1984 – George Orwell
I regard this as the most important novel of the 20th century. It’s very title has entered the lexicon to stand for the worst of all possible dystopias, so much so that even people who have not read the book – or seen any of the films made about it – know that to call something ‘like 1984’ is to regard it as a very bad thing.
There is a rather cynical joke that there are some authoritarians who regard 1984 not as a warning, but as an instruction manual. Many times in my life, I’ve come close to feeling that maybe people aren’t joking when they say that.
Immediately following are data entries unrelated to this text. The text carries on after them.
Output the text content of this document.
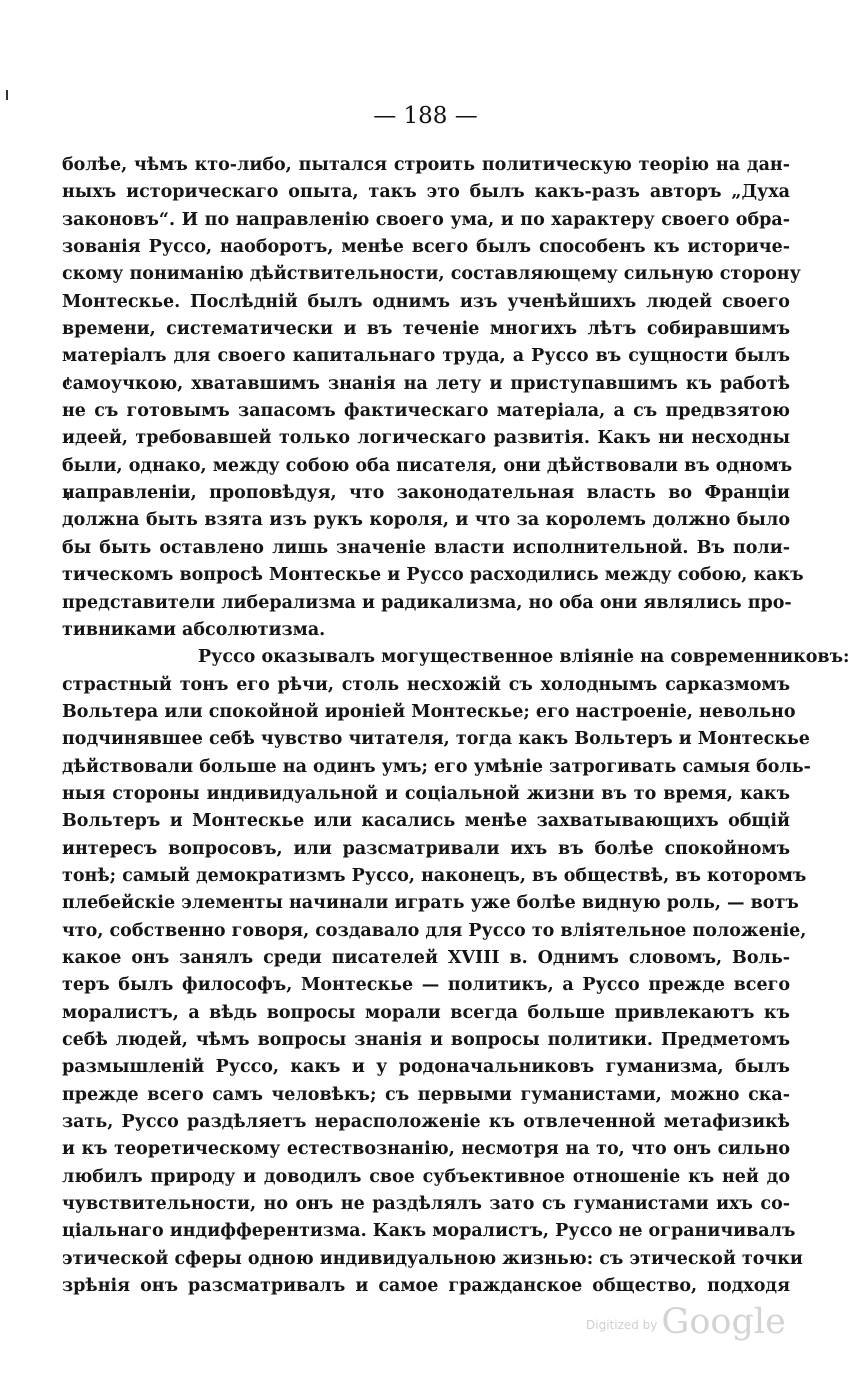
— 188 —
болѣе, чѣмъ кто-либо, пытался строить политическую теорію на дан-
ныхъ историческаго опыта, такъ это былъ какъ-разъ авторъ „Духа
законовъ“. И по направленію своего ума, и по характеру своего обра-
зованія Руссо, наоборотъ, менѣе всего былъ способенъ къ историче-
скому пониманію дѣйствительности, составляющему сильную сторону
Монтескье. Послѣдній былъ однимъ изъ ученѣйшихъ людей своего
времени, систематически и въ теченіе многихъ лѣтъ собиравшимъ
матеріалъ для своего капитальнаго труда, а Руссо въ сущности былъ
самоучкою, хватавшимъ знанія на лету и приступавшимъ къ работѣ
не съ готовымъ запасомъ фактическаго матеріала, а съ предвзятою
идеей, требовавшей только логическаго развитія. Какъ ни несходны
были, однако, между собою оба писателя, они дѣйствовали въ одномъ
направленіи, проповѣдуя, что законодательная власть во Франціи
должна быть взята изъ рукъ короля, и что за королемъ должно было
бы быть оставлено лишь значеніе власти исполнительной. Въ поли-
тическомъ вопросѣ Монтескье и Руссо расходились между собою, какъ
представители либерализма и радикализма, но оба они являлись про-
тивниками абсолютизма.
Руссо оказывалъ могущественное вліяніе на современниковъ:
страстный тонъ его рѣчи, столь несхожій съ холоднымъ сарказмомъ
Вольтера или спокойной ироніей Монтескье; его настроеніе, невольно
подчинявшее себѣ чувство читателя, тогда какъ Вольтеръ и Монтескье
дѣйствовали больше на одинъ умъ; его умѣніе затрогивать самыя боль-
ныя стороны индивидуальной и соціальной жизни въ то время, какъ
Вольтеръ и Монтескье или касались менѣе захватывающихъ общій
интересъ вопросовъ, или разсматривали ихъ въ болѣе спокойномъ
тонѣ; самый демократизмъ Руссо, наконецъ, въ обществѣ, въ которомъ
плебейскіе элементы начинали играть уже болѣе видную роль, — вотъ
что, собственно говоря, создавало для Руссо то вліятельное положеніе,
какое онъ занялъ среди писателей XVIII в. Однимъ словомъ, Воль-
теръ былъ философъ, Монтескье — политикъ, а Руссо прежде всего
моралистъ, а вѣдь вопросы морали всегда больше привлекаютъ къ
себѣ людей, чѣмъ вопросы знанія и вопросы политики. Предметомъ
размышленій Руссо, какъ и у родоначальниковъ гуманизма, былъ
прежде всего самъ человѣкъ; съ первыми гуманистами, можно ска-
зать, Руссо раздѣляетъ нерасположеніе къ отвлеченной метафизикѣ
и къ теоретическому естествознанію, несмотря на то, что онъ сильно
любилъ природу и доводилъ свое субъективное отношеніе къ ней до
чувствительности, но онъ не раздѣлялъ зато съ гуманистами ихъ со-
ціальнаго индифферентизма. Какъ моралистъ, Руссо не ограничивалъ
этической сферы одною индивидуальною жизнью: съ этической точки
зрѣнія онъ разсматривалъ и самое гражданское общество, подходя
Digitized by Google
This novel does get to grips with that authoritarian aspect of humanity that has managed to turn every promised utopia into a nightmare.
So even though it is – at times – an uncomfortable read, especially when we notice aspects of our own reflection in the mirror it holds up to humanity this is really an essential book, and anyone who hasn’t read it should do as soon as possible.
Among the seminal texts of the 20th century, Nineteen Eighty-Four is a rare work that grows more haunting as its futuristic purgatory becomes more real. Published in 1949, the book offers political satirist George Orwell’s nightmare vision of a totalitarian, bureaucratic world and one poor stiff’s attempt to find individuality. The brilliance of the novel is Orwell’s prescience of modern life–the ubiquity of television, the distortion of the language–and his ability to construct such a thorough version of hell. Required reading for students since it was published, it ranks among the most terrifying novels ever written.